Response fields (201):
FieldDescription
data.session_idUUID for this session.
data.connection.livekit.urlwss:// LiveKit room URL. Pass to livekit-client.
data.connection.livekit.tokenJWT to join the room.
data.connection.gemini_live.urlEphemeral WebSocket URL for Gemini Live.
data.connection.gemini_live.tokenShort-lived token (scoped to ttl_seconds).
data.max_duration_secondsResolved call cap (number or null if no cap).
data.expires_atUnix timestamp when room tokens expire.
The LiveKit room token returned here is what you pass to livekit-client to join the room from the browser or mobile SDK. It is a standard LiveKit JWT — not a Pi API key.

max_duration_seconds and client-side enforcement

Pi cannot forcibly hang up a browser WebRTC or Gemini socket from a serverless handler.
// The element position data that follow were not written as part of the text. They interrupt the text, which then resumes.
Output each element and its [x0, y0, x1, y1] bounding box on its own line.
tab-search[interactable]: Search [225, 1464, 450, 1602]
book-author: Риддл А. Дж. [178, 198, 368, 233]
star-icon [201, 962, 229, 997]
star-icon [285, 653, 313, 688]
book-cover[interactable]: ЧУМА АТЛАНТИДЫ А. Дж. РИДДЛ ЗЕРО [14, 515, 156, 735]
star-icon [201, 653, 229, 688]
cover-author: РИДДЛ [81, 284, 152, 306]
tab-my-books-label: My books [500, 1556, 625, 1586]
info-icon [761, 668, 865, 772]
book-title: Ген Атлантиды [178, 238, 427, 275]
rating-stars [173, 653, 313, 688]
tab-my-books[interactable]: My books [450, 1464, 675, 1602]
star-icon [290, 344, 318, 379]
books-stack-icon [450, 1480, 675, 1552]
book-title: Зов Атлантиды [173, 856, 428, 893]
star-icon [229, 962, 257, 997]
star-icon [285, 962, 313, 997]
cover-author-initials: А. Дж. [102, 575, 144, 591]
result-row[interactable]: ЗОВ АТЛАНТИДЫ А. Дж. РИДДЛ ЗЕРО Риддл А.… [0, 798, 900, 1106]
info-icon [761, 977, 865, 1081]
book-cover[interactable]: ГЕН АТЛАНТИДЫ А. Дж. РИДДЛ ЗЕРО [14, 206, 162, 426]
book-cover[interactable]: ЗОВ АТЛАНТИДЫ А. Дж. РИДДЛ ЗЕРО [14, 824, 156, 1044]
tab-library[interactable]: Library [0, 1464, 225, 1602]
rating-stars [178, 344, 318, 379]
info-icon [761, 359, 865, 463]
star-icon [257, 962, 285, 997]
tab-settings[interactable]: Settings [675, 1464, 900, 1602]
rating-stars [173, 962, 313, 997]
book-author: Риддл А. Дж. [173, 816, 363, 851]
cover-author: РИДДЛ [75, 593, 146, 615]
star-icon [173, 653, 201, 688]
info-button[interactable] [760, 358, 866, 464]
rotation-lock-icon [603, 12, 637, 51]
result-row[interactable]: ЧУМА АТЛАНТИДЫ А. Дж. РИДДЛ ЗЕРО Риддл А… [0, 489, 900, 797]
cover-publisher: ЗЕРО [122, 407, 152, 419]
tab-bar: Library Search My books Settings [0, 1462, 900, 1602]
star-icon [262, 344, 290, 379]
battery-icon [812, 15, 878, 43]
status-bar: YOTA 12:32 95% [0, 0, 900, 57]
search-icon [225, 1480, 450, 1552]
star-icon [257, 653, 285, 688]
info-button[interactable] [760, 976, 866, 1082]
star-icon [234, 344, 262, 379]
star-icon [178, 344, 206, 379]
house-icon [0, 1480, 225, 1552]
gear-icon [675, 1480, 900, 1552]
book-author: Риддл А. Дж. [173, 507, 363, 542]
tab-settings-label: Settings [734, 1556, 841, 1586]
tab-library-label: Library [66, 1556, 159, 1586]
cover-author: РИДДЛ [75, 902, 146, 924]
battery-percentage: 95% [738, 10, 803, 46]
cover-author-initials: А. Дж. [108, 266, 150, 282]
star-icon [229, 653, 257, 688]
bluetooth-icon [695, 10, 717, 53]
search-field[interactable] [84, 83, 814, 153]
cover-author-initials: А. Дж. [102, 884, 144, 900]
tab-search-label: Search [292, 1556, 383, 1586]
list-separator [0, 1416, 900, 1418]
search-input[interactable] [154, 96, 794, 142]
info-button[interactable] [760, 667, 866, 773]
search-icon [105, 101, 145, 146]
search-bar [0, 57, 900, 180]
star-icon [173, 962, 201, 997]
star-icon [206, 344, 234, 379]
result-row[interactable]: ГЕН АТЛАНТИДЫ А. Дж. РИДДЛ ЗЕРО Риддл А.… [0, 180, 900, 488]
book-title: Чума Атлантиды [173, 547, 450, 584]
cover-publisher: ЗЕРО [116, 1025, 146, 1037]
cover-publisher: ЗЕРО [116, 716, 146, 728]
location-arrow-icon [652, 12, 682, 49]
Enforce call length in your client:
  1. Read max_duration_seconds from the session create response (null means no cap from Pi).
  2. Start a countdown timer when the session starts.
  3. When the timer fires: disconnect Gemini Live, leave the LiveKit room, then call POST .../complete with the transcript.
ttl_seconds vs max_duration_seconds:
  • ttl_seconds (default 600, max 3600): provisioning window — LiveKit room empty timeout, LiveKit JWT TTL, and Gemini ephemeral token expiry.
  • max_duration_seconds (60–1800): your intended call cap, enforced by your client timer.
  • Pi requires ttl_seconds >= max_duration_seconds. If too low, the session create call returns voice_session_ttl_too_short (400).

Step 3 — Complete the session

When the call ends, submit the transcript. If the agent has an output_schema or output_schema_strict, Pi runs a non-live Gemini extraction pass and returns structured results.
curl -sS -X POST "$BASE/api/v1/voice/sessions/$session_id/complete" \
  -H "Authorization: Bearer $API_KEY" \
  -H "Content-Type: application/json" \
  -d '{
    "transcript": [
      { "role": "agent", "text": "Hi, how can I help you today?" },
      { "role": "user",  "text": "My account is locked and I cannot log in." },
      { "role": "agent", "text": "I can help with that. Let me look into your account." }
    ],
    "duration_seconds": 45
  }'
Response includes the full session state plus top-level results from structured extraction:
{
  "session_id": "...",
  "status": "completed",
  "results": {
    "issue_type": "account_access",
    "urgency": "high",
    "resolution_offered": true
  },
  "transcript": [...],
  "duration_seconds": 45
}
POST .../complete only succeeds when the session status is active. If the session has already been completed or failed, the call returns voice_session_not_active (409). Always complete sessions promptly after the call ends to avoid token expiry.

LiveKit webhook

Configure POST /api/v1/voice/webhooks/livekit in your LiveKit project dashboard to receive room lifecycle events. Pi verifies the LiveKit-signed body using LIVEKIT_WEBHOOK_API_KEY / LIVEKIT_WEBHOOK_API_SECRET. On room_finished, Pi merges room metadata into the matching voice_sessions row. Final completion and structured results still go through POST .../complete — the webhook does not auto-complete a session.
The LiveKit webhook route does not use Pi Bearer auth. LiveKit signs the raw request body; Pi verifies the signature independently.